I’ve come to that complex place of knowing that Grace Love & Lipstick is something I love and that I’m good at, but also acknowledging that my reality is so much more than beauty! Being a full-time mom is all-consuming and 9 out of 10 times, I don’t even think about wearing makeup. As much as I love it, and live for new products, actual application is so low on my priority list that I hardly get around to it once a week when I’m not blogging. It’s hard to produce posts on eyeshadow palettes and lip gloss when you’re really focused on homeschool lessons, making sure your child is hitting milestones, and struggling to keep your own sanity! I’m writing about surface beauty, but not acknowledging whether or not I feel beautiful internally. And if I’m honest, sometimes I do, and sometimes I don’t! Sometimes my hair or makeup is done, but I’m battling my emotions; or on the flip side, I look a hot mess but I’m basking in the joy of the Lord! However I’m feeling, I don’t want to try to get on here and fake the funk because that eliminates my desire to even do it!
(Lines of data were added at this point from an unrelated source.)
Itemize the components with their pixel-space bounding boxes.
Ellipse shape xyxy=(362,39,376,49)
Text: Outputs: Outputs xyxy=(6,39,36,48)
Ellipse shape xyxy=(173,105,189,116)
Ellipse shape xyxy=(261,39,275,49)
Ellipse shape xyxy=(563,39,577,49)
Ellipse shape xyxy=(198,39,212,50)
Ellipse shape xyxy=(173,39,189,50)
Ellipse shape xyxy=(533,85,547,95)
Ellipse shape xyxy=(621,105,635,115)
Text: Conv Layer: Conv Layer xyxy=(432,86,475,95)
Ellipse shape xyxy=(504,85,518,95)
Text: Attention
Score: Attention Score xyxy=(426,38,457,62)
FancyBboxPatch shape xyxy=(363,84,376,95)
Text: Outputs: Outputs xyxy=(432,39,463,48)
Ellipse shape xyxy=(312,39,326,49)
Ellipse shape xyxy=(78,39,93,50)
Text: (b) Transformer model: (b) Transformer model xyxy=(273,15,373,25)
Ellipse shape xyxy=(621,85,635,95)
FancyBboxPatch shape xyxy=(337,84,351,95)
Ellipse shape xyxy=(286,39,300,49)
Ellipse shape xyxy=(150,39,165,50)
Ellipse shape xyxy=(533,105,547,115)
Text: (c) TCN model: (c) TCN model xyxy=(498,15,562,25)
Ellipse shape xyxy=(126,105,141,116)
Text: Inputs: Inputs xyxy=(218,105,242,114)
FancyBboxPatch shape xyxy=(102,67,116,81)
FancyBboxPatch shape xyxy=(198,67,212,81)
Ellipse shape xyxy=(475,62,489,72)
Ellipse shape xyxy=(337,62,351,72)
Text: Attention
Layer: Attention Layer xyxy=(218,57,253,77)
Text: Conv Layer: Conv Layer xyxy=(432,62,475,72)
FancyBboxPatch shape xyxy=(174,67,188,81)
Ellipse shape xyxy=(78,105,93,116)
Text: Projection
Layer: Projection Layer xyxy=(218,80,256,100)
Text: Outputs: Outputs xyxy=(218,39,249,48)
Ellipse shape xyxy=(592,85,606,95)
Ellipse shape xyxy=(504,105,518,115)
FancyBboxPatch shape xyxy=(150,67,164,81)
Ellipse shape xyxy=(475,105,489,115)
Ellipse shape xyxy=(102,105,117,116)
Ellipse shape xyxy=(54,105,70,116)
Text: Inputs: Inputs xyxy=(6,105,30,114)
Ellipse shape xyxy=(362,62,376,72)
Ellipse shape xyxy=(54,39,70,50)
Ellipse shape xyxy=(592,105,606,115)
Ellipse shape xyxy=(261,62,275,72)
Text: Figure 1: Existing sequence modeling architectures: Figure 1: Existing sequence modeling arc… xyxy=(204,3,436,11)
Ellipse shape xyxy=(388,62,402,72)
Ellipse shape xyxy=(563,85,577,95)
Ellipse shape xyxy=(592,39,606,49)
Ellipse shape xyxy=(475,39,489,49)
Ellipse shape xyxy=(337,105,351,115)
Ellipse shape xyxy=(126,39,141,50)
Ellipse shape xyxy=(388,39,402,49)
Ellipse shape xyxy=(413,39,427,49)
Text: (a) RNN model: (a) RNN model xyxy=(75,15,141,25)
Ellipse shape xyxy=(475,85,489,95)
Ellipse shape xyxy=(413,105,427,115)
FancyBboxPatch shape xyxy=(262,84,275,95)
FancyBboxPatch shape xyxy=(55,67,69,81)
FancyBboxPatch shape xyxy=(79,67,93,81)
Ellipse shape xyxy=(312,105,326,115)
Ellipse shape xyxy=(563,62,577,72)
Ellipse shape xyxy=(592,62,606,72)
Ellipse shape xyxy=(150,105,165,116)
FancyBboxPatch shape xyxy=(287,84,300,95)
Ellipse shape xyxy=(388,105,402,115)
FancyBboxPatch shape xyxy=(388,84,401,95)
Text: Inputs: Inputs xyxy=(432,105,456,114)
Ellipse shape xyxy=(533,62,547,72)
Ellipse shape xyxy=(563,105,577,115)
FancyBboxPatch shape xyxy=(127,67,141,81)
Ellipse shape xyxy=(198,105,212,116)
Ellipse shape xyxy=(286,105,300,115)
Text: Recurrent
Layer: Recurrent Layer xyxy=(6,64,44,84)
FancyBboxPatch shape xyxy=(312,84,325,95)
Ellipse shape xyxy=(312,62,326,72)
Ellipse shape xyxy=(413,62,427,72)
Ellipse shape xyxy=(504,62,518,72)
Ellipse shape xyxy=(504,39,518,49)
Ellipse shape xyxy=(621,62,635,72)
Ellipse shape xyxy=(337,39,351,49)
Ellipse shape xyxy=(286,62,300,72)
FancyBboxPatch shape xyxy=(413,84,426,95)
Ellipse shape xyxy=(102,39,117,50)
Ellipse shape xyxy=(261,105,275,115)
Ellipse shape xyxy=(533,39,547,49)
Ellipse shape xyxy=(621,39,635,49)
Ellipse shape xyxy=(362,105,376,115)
I want to have ALL facets of me be a part of this space because I can’t separate them, and perfection is the farthest thing from what’s happening over here!
Ultimately, I want my blog to be more than the material things I love. I’ve debated including my faith on my blog for a while, and I always reasoned that, “I didn’t want my blog to be that deep” or “People don’t come here for that,” but in all honesty, it’s not even about me! If God sees fit to bring eyes to Grace Love & Lipstick, I want readers to see His light not only in the brands and tips that I share, but also in the transparency of my daily struggles–Oh, because the struggle is REAL! I can’t tell you how many times the devil tried to break me in the last six months (And still tries daily *eye roll*), but God has strengthened me in those tests! I could never go about my daily life as if He shouldn’t get the glory in everything I do, including my little blog.
“All this is for your benefit. And as God’s Grace reaches more and more people, there will be great thanksgiving, and God will receive more and more glory. That is why we never give up. Though our bodies are dying, our spirits are being renewed every day. For our present troubles are small and won’t last very long. Yet they produce for us a glory that vastly outweighs them and will last forever. So we don’t look at the troubles we can see now; rather, we fix our gaze on things that cannot be seen. For the things we see now will soon be gone, but the things we cannot see will last forever.”
-2 Corinthians 4:15-18 NLT
In fixing my eyes on what is eternal, I know I have more to offer you girls than just my beauty expertise, and I pray that as I share more personal topics and my walk with God, that some of it will resonate with you, and you will leave my page with more than what you expected! I love makeup and hair and all things girly, but my life has more beauty than what can be physically seen–and that is what I plan to add to this journey.
I don’t have a set posting schedule, or a list of topics I plan to cover, I just plan to move as I feel led to. I’ll still be doing my usual makeup, hair, and skin posts as well, so expect a full range of beauty to be experienced on Grace Love & Lipstick!